21 Skookum John June 16, 2008 at 7:09 am

I seldom receive an x-ray report that reads “normal”

I call bullshit. I am a radiologist, and I can conservatively say that half my reports have a summary section that reads “Normal”, “Normal for age”, “No acute disease”, “No significant change”, or “No significant abnormality.” This is especially true in the ER.

I may mention the benign adrenal adenoma or hepatic cyst or fibrous cortical defect in the body of the report, mostly to spare myself from getting calls from clinicians who see something on the images and don’t know what it is, but I make a real effort to be definitive in my interpretations. If there’s a lung nodule that has been stable for three or four years, my interpretation will read “Stable lung nodule. No further imaging follow-up is needed.”

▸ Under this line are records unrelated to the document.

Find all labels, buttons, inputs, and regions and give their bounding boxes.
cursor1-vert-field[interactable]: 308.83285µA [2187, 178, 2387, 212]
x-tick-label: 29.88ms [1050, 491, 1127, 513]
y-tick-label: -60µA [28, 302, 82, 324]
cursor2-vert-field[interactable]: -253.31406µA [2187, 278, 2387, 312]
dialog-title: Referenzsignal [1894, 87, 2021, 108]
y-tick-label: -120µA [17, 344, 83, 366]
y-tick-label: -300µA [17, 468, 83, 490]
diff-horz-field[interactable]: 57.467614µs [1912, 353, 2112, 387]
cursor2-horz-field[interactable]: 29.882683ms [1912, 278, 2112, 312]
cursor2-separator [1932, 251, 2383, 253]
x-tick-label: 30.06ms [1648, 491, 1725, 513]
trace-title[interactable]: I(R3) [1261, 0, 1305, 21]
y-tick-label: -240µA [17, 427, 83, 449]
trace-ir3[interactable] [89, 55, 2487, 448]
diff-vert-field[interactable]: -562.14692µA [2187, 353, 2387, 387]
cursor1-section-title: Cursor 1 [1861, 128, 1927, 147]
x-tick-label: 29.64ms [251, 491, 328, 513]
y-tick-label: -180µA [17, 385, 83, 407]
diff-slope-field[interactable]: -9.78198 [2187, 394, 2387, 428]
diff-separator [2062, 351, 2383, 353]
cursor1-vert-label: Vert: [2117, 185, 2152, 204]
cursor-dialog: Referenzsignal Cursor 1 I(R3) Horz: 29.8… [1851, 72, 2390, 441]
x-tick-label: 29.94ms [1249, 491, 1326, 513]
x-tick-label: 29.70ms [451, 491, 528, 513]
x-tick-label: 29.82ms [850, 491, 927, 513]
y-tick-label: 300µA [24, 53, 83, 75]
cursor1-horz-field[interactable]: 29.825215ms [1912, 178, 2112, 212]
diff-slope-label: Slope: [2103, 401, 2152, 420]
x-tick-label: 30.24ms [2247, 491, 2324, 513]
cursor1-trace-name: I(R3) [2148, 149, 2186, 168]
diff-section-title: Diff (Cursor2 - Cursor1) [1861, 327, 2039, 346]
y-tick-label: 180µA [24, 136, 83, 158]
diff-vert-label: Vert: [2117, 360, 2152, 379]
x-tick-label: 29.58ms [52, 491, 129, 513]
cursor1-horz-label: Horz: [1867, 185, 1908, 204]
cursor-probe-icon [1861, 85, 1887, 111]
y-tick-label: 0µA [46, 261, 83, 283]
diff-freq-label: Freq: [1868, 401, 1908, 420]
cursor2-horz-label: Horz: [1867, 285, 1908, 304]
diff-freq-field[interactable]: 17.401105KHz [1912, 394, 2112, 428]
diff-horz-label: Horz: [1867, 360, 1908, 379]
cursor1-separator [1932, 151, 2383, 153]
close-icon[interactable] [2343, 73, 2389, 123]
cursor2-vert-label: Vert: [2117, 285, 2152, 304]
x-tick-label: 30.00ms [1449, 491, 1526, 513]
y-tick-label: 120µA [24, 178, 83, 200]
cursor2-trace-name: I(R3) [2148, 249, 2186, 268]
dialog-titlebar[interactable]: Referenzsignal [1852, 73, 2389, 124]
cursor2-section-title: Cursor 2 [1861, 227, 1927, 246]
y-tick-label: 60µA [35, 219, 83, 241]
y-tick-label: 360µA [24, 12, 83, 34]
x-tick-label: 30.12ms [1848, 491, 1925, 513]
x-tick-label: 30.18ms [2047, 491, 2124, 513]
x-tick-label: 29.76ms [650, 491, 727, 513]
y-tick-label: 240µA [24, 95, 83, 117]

When I hedge in a radiology report, it’s because there truly is no way to determine what some vague abnormality really is without further testing. A smudge on a chest X-ray can be a focal pneumonia, atelectasis, or an ill-defined neoplastic mass, among dozens of other possibilities.

You guys on the front lines remember the times I hedge about inconclusive imaging findings, because you have the patient there in front of you with a fairly obvious clinical diagnosis that I am not necessarily privy to. You don’t take notice of the dozens of time per night that I am able to easily dismiss benign findings or artifacts that would otherwise have you scratching your heads for twenty minutes and perhaps over-treating or mis-treating your patients.